My mother was a strict African mother raising seven children but she never took her eyes off any of us. The best lesson that I took from my mother is that if you are humble nothing will touch you. You will not desire praise nor experience disgrace because you know what you are. With humility comes true knowledge which really is the fact that you know nothing therefore you must actively listen to others and treat everyone with respect regardless of their circumstances. This has informed the foundation of raising up my children with an undeniable firm belief that humility is an asset of personal development. – Catherine M
My mama instilled in us a lot of advice but my favourite is; “Ciakorire wacū mūgūnda”. With this proverb she explained that if something is yours no matter where you are even in ‘mūgūnda’ (farm) it shall always find the rightful owner. You blessing shall always be yours. Always work hard, be humble and remember the less fortunate. I’ve tried to twist it for my kids by saying if you want change to happen, you have to be present when a decision is being made for it to be effective. Caroline O.

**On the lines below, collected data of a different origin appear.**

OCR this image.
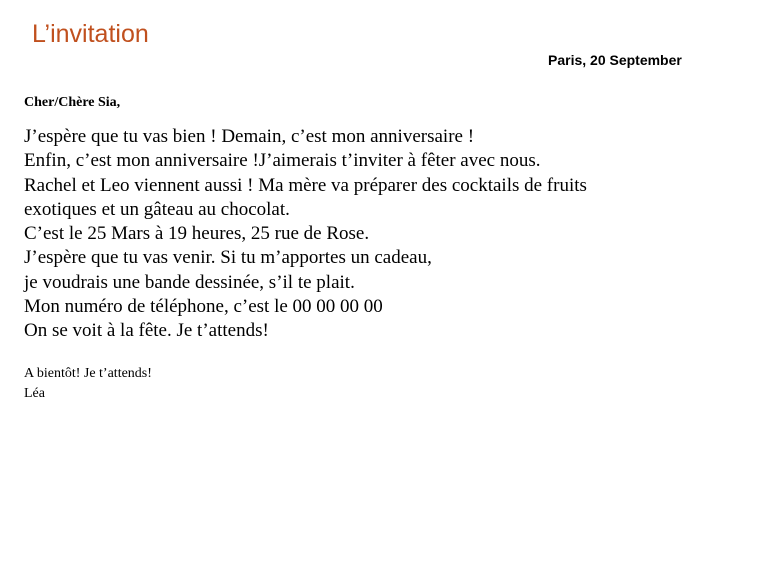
L’invitation
Paris, 20 September
Cher/Chère Sia,
J’espère que tu vas bien ! Demain, c’est mon anniversaire !
Enfin, c’est mon anniversaire !J’aimerais t’inviter à fêter avec nous.
Rachel et Leo viennent aussi ! Ma mère va préparer des cocktails de fruits
exotiques et un gâteau au chocolat.
C’est le 25 Mars à 19 heures, 25 rue de Rose.
J’espère que tu vas venir. Si tu m’apportes un cadeau,
je voudrais une bande dessinée, s’il te plait.
Mon numéro de téléphone, c’est le 00 00 00 00
On se voit à la fête. Je t’attends!
A bientôt! Je t’attends!
Léa
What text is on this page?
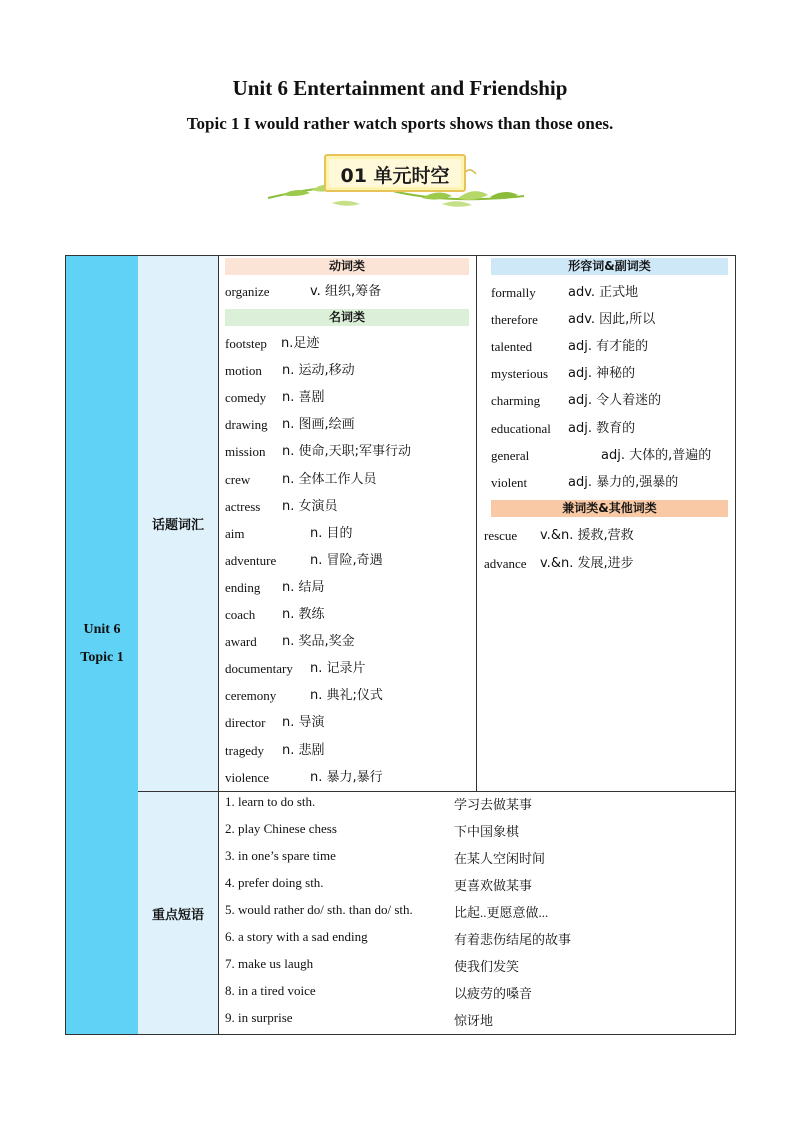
Unit 6 Entertainment and Friendship
Topic 1 I would rather watch sports shows than those ones.
01 单元时空
Unit 6
Topic 1
话题词汇
重点短语
动词类
organize	v. 组织,筹备
名词类
footstep n.足迹
motion n. 运动,移动
comedy n. 喜剧
drawing n. 图画,绘画
mission n. 使命,天职;军事行动
crew n. 全体工作人员
actress n. 女演员
aim	n. 目的
adventure	n. 冒险,奇遇
ending n. 结局
coach n. 教练
award n. 奖品,奖金
documentary n. 记录片
ceremony	n. 典礼;仪式
director n. 导演
tragedy n. 悲剧
violence	n. 暴力,暴行
形容词&副词类
formally adv. 正式地
therefore adv. 因此,所以
talented	adj. 有才能的
mysterious adj. 神秘的
charming adj. 令人着迷的
educational adj. 教育的
general	adj. 大体的,普遍的
violent	adj. 暴力的,强暴的
兼词类&其他词类
rescue v.&n. 援救,营救
advance v.&n. 发展,进步
1. learn to do sth.	学习去做某事
2. play Chinese chess	下中国象棋
3. in one’s spare time	在某人空闲时间
4. prefer doing sth.	更喜欢做某事
5. would rather do/ sth. than do/ sth.	比起..更愿意做...
6. a story with a sad ending	有着悲伤结尾的故事
7. make us laugh	使我们发笑
8. in a tired voice	以疲劳的嗓音
9. in surprise	惊讶地
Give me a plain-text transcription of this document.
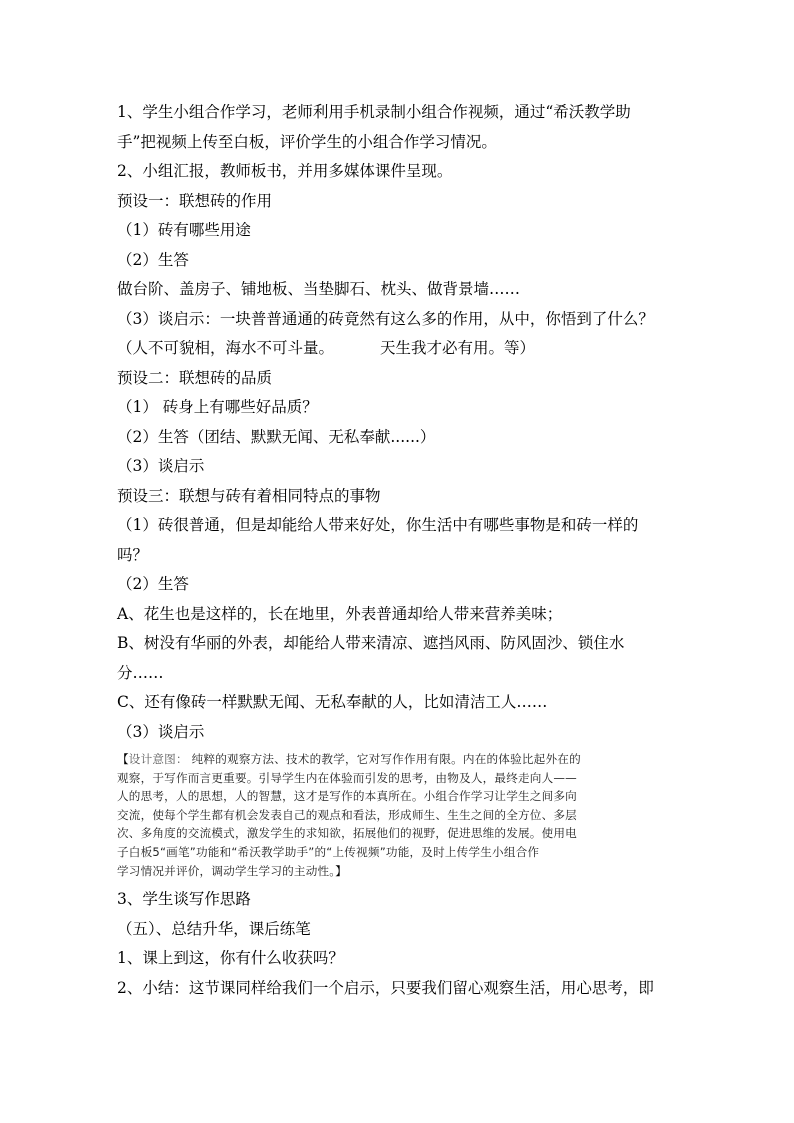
1、学生小组合作学习，老师利用手机录制小组合作视频，通过“希沃教学助
手”把视频上传至白板，评价学生的小组合作学习情况。
2、小组汇报，教师板书，并用多媒体课件呈现。
预设一：联想砖的作用
（1）砖有哪些用途
（2）生答
做台阶、盖房子、铺地板、当垫脚石、枕头、做背景墙……
（3）谈启示：一块普普通通的砖竟然有这么多的作用，从中，你悟到了什么？
（人不可貌相，海水不可斗量。	天生我才必有用。等）
预设二：联想砖的品质
（1） 砖身上有哪些好品质？
（2）生答（团结、默默无闻、无私奉献......）
（3）谈启示
预设三：联想与砖有着相同特点的事物
（1）砖很普通，但是却能给人带来好处，你生活中有哪些事物是和砖一样的
吗？
（2）生答
A、花生也是这样的，长在地里，外表普通却给人带来营养美味；
B、树没有华丽的外表，却能给人带来清凉、遮挡风雨、防风固沙、锁住水
分……
C、还有像砖一样默默无闻、无私奉献的人，比如清洁工人……
（3）谈启示
【设计意图： 纯粹的观察方法、技术的教学，它对写作作用有限。内在的体验比起外在的
观察，于写作而言更重要。引导学生内在体验而引发的思考，由物及人，最终走向人——
人的思考，人的思想，人的智慧，这才是写作的本真所在。小组合作学习让学生之间多向
交流，使每个学生都有机会发表自己的观点和看法，形成师生、生生之间的全方位、多层
次、多角度的交流模式，激发学生的求知欲，拓展他们的视野，促进思维的发展。使用电
子白板5“画笔”功能和“希沃教学助手”的“上传视频”功能，及时上传学生小组合作
学习情况并评价，调动学生学习的主动性。】
3、学生谈写作思路
（五）、总结升华，课后练笔
1、课上到这，你有什么收获吗？
2、小结：这节课同样给我们一个启示，只要我们留心观察生活，用心思考，即
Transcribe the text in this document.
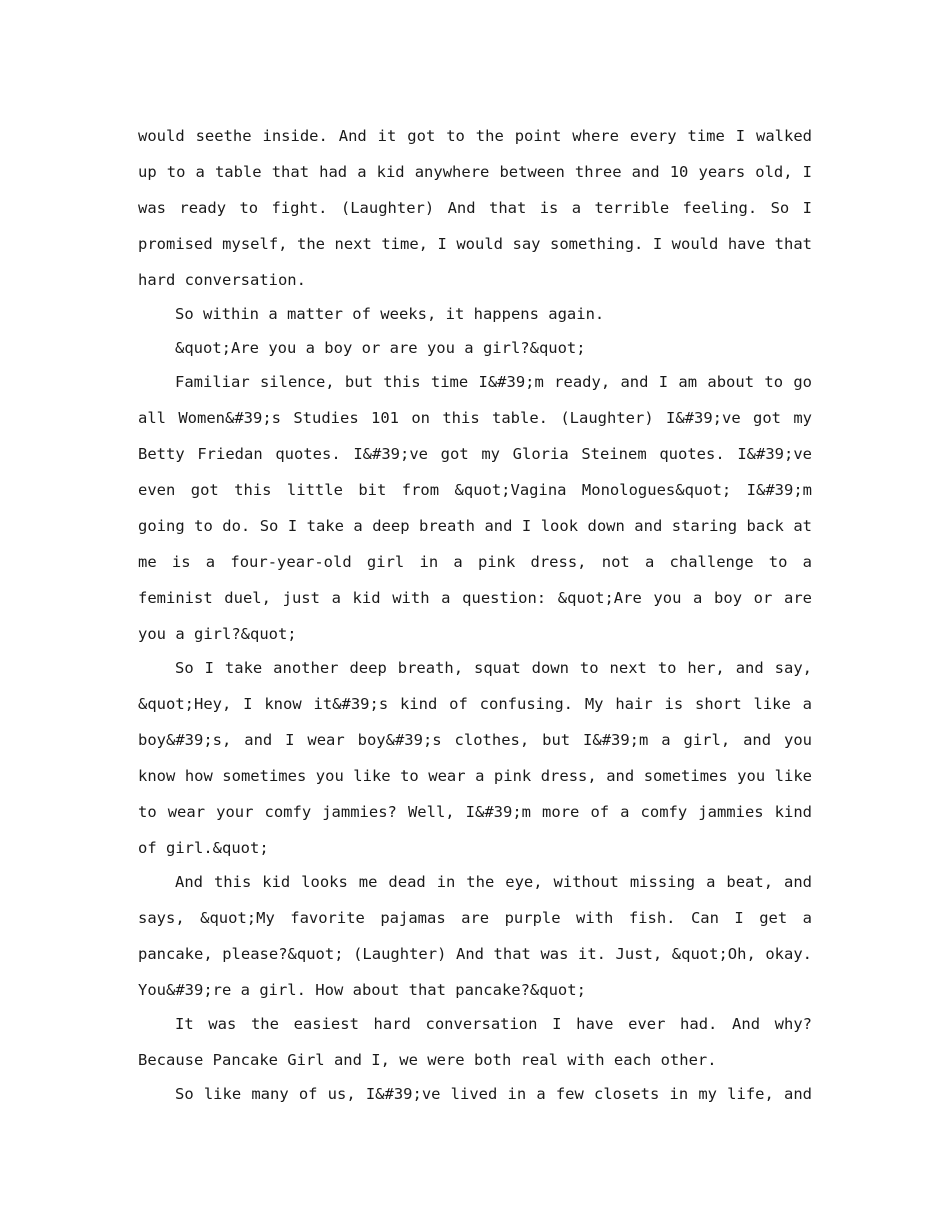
would seethe inside. And it got to the point where every time I walked up to a table that had a kid anywhere between three and 10 years old, I was ready to fight. (Laughter) And that is a terrible feeling. So I promised myself, the next time, I would say something. I would have that hard conversation.

So within a matter of weeks, it happens again.

&quot;Are you a boy or are you a girl?&quot;

Familiar silence, but this time I&#39;m ready, and I am about to go all Women&#39;s Studies 101 on this table. (Laughter) I&#39;ve got my Betty Friedan quotes. I&#39;ve got my Gloria Steinem quotes. I&#39;ve even got this little bit from &quot;Vagina Monologues&quot; I&#39;m going to do. So I take a deep breath and I look down and staring back at me is a four-year-old girl in a pink dress, not a challenge to a feminist duel, just a kid with a question: &quot;Are you a boy or are you a girl?&quot;

So I take another deep breath, squat down to next to her, and say, &quot;Hey, I know it&#39;s kind of confusing. My hair is short like a boy&#39;s, and I wear boy&#39;s clothes, but I&#39;m a girl, and you know how sometimes you like to wear a pink dress, and sometimes you like to wear your comfy jammies? Well, I&#39;m more of a comfy jammies kind of girl.&quot;

And this kid looks me dead in the eye, without missing a beat, and says, &quot;My favorite pajamas are purple with fish. Can I get a pancake, please?&quot; (Laughter) And that was it. Just, &quot;Oh, okay. You&#39;re a girl. How about that pancake?&quot;

It was the easiest hard conversation I have ever had. And why? Because Pancake Girl and I, we were both real with each other.

So like many of us, I&#39;ve lived in a few closets in my life, and
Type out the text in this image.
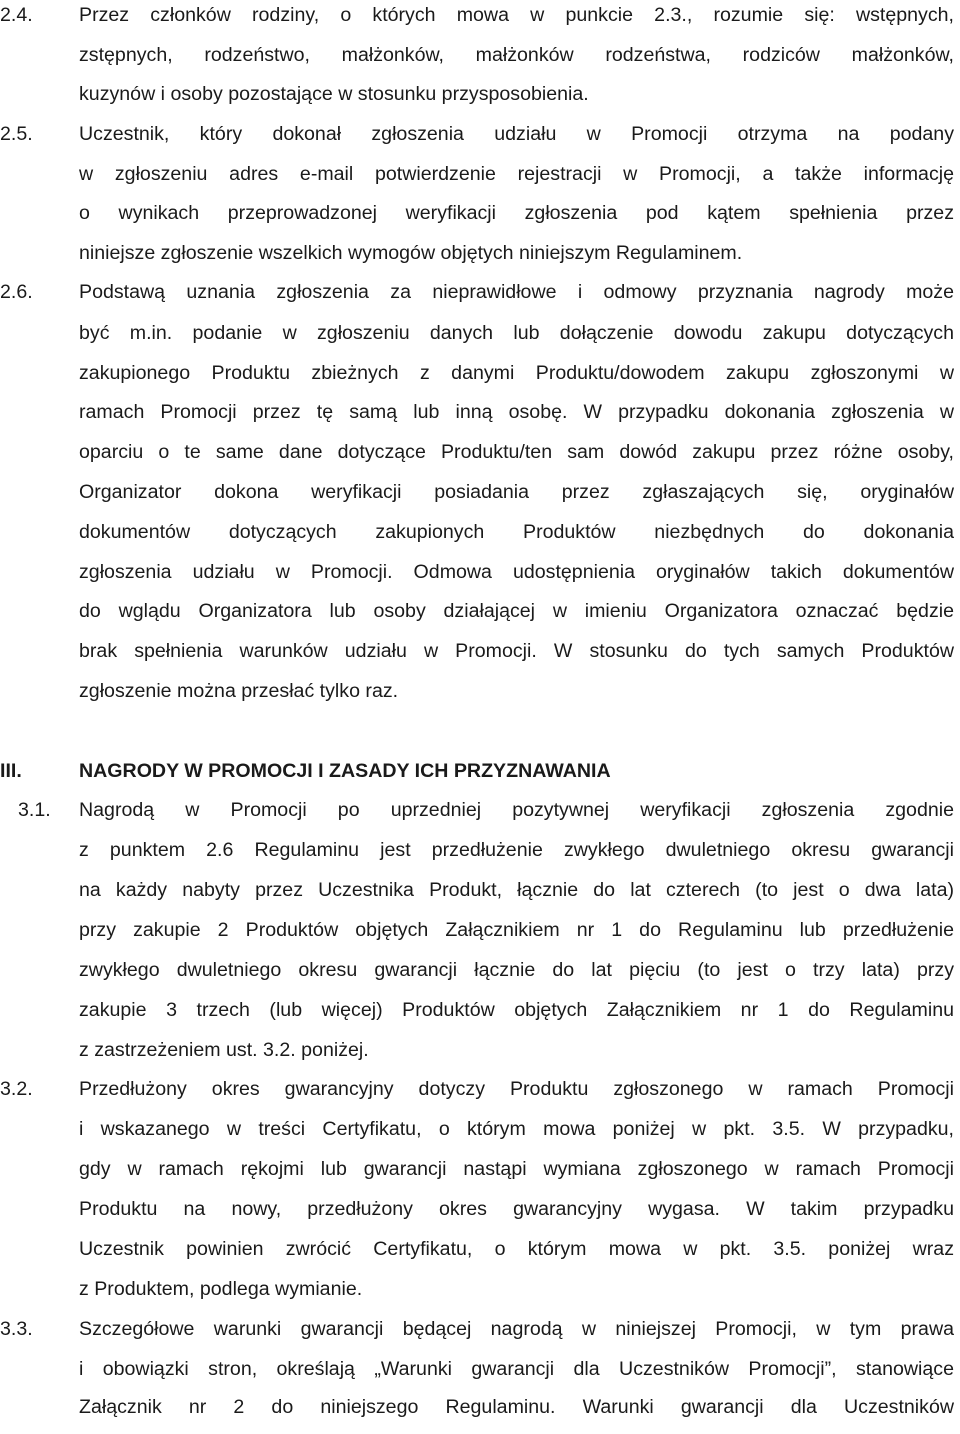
2.4.	Przez członków rodziny, o których mowa w punkcie 2.3., rozumie się: wstępnych,
zstępnych, rodzeństwo, małżonków, małżonków rodzeństwa, rodziców małżonków,
kuzynów i osoby pozostające w stosunku przysposobienia.
2.5.	Uczestnik, który dokonał zgłoszenia udziału w Promocji otrzyma na podany
w zgłoszeniu adres e-mail potwierdzenie rejestracji w Promocji, a także informację
o wynikach przeprowadzonej weryfikacji zgłoszenia pod kątem spełnienia przez
niniejsze zgłoszenie wszelkich wymogów objętych niniejszym Regulaminem.
2.6.	Podstawą uznania zgłoszenia za nieprawidłowe i odmowy przyznania nagrody może
być m.in. podanie w zgłoszeniu danych lub dołączenie dowodu zakupu dotyczących
zakupionego Produktu zbieżnych z danymi Produktu/dowodem zakupu zgłoszonymi w
ramach Promocji przez tę samą lub inną osobę. W przypadku dokonania zgłoszenia w
oparciu o te same dane dotyczące Produktu/ten sam dowód zakupu przez różne osoby,
Organizator dokona weryfikacji posiadania przez zgłaszających się, oryginałów
dokumentów dotyczących zakupionych Produktów niezbędnych do dokonania
zgłoszenia udziału w Promocji. Odmowa udostępnienia oryginałów takich dokumentów
do wglądu Organizatora lub osoby działającej w imieniu Organizatora oznaczać będzie
brak spełnienia warunków udziału w Promocji. W stosunku do tych samych Produktów
zgłoszenie można przesłać tylko raz.
III.	NAGRODY W PROMOCJI I ZASADY ICH PRZYZNAWANIA
3.1.	Nagrodą w Promocji po uprzedniej pozytywnej weryfikacji zgłoszenia zgodnie
z punktem 2.6 Regulaminu jest przedłużenie zwykłego dwuletniego okresu gwarancji
na każdy nabyty przez Uczestnika Produkt, łącznie do lat czterech (to jest o dwa lata)
przy zakupie 2 Produktów objętych Załącznikiem nr 1 do Regulaminu lub przedłużenie
zwykłego dwuletniego okresu gwarancji łącznie do lat pięciu (to jest o trzy lata) przy
zakupie 3 trzech (lub więcej) Produktów objętych Załącznikiem nr 1 do Regulaminu
z zastrzeżeniem ust. 3.2. poniżej.
3.2.	Przedłużony okres gwarancyjny dotyczy Produktu zgłoszonego w ramach Promocji
i wskazanego w treści Certyfikatu, o którym mowa poniżej w pkt. 3.5. W przypadku,
gdy w ramach rękojmi lub gwarancji nastąpi wymiana zgłoszonego w ramach Promocji
Produktu na nowy, przedłużony okres gwarancyjny wygasa. W takim przypadku
Uczestnik powinien zwrócić Certyfikatu, o którym mowa w pkt. 3.5. poniżej wraz
z Produktem, podlega wymianie.
3.3.	Szczegółowe warunki gwarancji będącej nagrodą w niniejszej Promocji, w tym prawa
i obowiązki stron, określają „Warunki gwarancji dla Uczestników Promocji”, stanowiące
Załącznik nr 2 do niniejszego Regulaminu. Warunki gwarancji dla Uczestników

Generosity, sharing our resources with those who need it most and treating everyone like family. Because kindness goes along way is fostering hope. – Florence J
My mom taught (and continues to teach) me to be generous. She always had an extra unga for the neighbor or relative who was struggling, dinner for the “unexpected” guests who had lost a job, work for the single lady who could not feed her kids and much more. She was creative on the ways she helped different people to ensure they maintained their integrity during their tough times. The lesson that stuck with me was when she gave 50K shillings to help our church do some activity (don’t recall the actually work). I remember seeing her stand during the service when the pastor asked for support… this was during my high school years and I could not help but think she was making a huge mistake. Fast forward 10 years when I got full time work, my first offer was $— you guessed it! God taught me a lesson that day at church. I was where I was because of mom’s generosity; she had been sowing into my (and my siblings and our children’s) future. – Catherine M
My Lesson from mum is to be generous and share with folk. She actually just did it and we learnt. Now as an adult, I see much grace come my way I am sure is due to this. She shared everything she had and visitors to our house were known to leave laden with goodies from the farm and extra food. It’s not like she had so much, but whatever she has till today, she shares. Catherine K.
Happy Mother’s Day to our beautiful, courageous, resilient mothers, whether still with us or in heaven. We surely stand on the shoulders of these African sheroes. Go on, leave a legacy, pass that lesson along.